不动产用益物权与特许物权集中体现了物权法“从所有到利用”理论变迁在环境保护领域的完善与发展。
(四)债与合同法领域—环境资源市场交易行为规范研究
市场是一系列交易的总和。市场手段在环境问题解决过程中的导入,主要是在一定程度和范围内实现市场机制对环境资源的配置,这一目标的实现依赖于对环境资源的市场化交易,通过交易的方式增强环境资源配置的合理性,寻求公平与效率的平衡。在环境资源财产权利明晰之后,这种交易行为主要表现为环境资源财产性权利在市场上的交易和流转,比如排污权交易(也有学者将其称为“环境容量使用权交易”),自然资源用益性权利的交易以及部分自然资源所有权的交易等等。现有的以管理为核心的环境法律体系显然对上述市场化的内容难以兼容,需要结合民法中有关行为法的理论丰富传统的环境法理论,推进市场化条件下环境法从“管理之法”向“经营之法”的理论拓展。
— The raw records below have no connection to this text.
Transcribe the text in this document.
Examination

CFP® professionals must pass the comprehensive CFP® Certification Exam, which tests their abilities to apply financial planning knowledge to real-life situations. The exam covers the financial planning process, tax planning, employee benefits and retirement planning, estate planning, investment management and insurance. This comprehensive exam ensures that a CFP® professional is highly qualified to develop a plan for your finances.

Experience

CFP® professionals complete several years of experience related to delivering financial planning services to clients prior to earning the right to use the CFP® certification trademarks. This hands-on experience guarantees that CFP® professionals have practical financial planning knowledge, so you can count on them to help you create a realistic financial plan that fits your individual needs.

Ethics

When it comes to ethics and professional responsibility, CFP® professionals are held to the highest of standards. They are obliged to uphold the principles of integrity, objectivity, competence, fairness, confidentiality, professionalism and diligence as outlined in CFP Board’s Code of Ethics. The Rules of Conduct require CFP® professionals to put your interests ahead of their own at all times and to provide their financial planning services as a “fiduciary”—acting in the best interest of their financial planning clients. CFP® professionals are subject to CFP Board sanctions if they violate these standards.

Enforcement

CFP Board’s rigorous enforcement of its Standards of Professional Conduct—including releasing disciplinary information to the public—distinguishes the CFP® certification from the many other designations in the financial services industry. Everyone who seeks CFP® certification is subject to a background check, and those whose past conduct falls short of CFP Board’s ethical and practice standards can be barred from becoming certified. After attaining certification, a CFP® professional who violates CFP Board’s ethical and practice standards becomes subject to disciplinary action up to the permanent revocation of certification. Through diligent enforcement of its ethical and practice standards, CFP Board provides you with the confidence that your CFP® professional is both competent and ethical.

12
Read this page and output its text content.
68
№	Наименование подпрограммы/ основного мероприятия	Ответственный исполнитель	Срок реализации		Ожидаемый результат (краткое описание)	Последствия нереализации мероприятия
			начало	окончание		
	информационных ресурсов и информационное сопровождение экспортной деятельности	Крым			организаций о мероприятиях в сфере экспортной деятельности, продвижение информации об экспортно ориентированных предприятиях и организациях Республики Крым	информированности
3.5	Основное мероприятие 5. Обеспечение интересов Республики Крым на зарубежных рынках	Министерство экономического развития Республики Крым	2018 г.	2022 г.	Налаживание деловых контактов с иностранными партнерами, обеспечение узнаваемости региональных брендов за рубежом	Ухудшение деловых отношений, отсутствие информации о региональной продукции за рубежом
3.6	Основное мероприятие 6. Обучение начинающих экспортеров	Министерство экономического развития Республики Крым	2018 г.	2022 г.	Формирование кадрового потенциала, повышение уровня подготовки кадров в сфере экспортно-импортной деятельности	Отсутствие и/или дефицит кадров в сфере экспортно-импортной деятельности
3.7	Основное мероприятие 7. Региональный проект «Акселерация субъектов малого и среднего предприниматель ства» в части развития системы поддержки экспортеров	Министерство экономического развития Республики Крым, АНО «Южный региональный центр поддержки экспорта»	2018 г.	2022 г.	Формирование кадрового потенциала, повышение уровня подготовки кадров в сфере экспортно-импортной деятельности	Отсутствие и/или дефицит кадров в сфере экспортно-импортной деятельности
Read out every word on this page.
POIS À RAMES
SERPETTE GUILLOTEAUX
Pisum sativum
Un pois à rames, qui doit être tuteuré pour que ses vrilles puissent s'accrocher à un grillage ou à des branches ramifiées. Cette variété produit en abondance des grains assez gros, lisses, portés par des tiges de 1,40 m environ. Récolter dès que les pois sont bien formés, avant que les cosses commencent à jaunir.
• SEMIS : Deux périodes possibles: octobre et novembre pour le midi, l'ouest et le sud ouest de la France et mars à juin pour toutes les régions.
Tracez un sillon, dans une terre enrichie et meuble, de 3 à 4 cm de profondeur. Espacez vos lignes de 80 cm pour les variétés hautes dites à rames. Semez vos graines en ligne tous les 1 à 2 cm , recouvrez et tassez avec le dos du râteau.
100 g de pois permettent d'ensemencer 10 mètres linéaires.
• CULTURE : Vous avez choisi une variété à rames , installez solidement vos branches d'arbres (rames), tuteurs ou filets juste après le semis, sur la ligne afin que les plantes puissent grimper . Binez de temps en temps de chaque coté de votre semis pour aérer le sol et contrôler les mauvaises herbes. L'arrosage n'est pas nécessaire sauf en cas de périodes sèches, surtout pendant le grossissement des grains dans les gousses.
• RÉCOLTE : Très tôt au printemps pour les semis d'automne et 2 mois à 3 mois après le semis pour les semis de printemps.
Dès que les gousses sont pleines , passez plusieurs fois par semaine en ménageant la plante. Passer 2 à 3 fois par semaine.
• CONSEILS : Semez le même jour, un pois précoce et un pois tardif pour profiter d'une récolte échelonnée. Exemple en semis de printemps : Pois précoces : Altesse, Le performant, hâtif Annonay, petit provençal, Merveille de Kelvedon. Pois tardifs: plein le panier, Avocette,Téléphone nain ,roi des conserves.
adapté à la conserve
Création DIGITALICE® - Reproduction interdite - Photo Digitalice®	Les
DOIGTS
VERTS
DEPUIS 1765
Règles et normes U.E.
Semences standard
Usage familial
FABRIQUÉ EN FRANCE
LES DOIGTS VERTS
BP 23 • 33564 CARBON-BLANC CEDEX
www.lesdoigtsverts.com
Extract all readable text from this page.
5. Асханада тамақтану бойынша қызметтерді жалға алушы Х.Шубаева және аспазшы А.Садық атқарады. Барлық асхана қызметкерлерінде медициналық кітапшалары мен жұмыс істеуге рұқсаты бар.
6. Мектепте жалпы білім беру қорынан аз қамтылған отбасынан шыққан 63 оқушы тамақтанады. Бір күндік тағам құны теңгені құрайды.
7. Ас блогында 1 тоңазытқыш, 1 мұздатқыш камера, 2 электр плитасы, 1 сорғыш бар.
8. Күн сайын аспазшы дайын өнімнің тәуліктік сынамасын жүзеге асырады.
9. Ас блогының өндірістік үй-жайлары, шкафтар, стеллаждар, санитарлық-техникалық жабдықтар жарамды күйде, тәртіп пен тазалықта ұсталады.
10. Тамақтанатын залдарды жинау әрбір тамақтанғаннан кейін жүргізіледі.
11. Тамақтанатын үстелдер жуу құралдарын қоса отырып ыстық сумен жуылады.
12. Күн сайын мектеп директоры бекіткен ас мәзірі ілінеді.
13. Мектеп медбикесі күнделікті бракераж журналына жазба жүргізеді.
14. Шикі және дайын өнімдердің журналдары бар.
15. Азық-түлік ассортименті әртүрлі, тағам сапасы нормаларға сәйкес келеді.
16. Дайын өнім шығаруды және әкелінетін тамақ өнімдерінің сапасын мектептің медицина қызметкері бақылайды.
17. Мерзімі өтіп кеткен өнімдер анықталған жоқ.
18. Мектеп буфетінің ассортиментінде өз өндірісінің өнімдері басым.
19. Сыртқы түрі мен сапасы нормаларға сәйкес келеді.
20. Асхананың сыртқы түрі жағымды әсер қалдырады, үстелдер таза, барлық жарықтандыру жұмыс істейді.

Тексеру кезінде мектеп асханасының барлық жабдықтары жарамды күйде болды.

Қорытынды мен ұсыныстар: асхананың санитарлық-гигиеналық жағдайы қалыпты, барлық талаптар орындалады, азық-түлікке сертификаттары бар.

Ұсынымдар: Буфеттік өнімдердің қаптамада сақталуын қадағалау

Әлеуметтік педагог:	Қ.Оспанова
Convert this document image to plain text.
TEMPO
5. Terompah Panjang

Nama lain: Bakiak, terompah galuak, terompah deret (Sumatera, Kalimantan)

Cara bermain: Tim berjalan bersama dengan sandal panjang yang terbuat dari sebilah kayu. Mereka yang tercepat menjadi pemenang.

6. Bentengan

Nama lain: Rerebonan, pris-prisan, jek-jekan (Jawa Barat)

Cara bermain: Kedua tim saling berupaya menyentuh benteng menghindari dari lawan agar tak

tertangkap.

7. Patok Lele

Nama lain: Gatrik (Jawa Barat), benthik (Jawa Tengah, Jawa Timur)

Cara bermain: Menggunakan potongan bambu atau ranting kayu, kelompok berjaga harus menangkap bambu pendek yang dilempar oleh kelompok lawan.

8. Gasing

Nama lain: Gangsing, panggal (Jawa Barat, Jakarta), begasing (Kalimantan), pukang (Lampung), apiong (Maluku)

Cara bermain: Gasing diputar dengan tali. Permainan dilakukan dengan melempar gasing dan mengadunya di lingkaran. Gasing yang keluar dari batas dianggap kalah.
由于环境资源自身的特殊性,其市场交易行为与一般民事交易有所不同:首先,环境资源一般由国家代表公众所有,那么在一级市场对环境资源的初始配置无疑是进一步展开交易的前提,在初始配置的过程中贯彻平等竞争、等价有偿等基本交易原则;与国家相对的一方在取得对特定化环境资源的权利的同时,为保证对环境资源的合理使用,国家必须在让渡权利的同时附加相应的义务,研究的重点应放在对此附加义务方面,从义务设定的范围、期限、救济等方面进行详尽的分析;其次,环境资源市场交易的主要目的就是要通过利益机制的导入,促进对环境资源的使用更加合理,维持环境保护与经济发展的平衡,在保证自然承载能力不受根本性破坏的前提下为经济发展辟出尽可能大的空间,在环境资源市场培育阶段,为防范投机风险,政府的监管必不可少。第三,公众或企业大量投入或长期经营所形成的环境治理和生态建设的成果,为保证投入者对其产出享有的权利真正在经济上能够得以实现,保护和加强对环境资源投入的信心,在诸多经济返还和补偿机制之中,国家回购制度的建立无疑是其中最直接最有效的途径之一,该问题的法律制度设计也应是环境资源市场交易法律规范研究的重要方面。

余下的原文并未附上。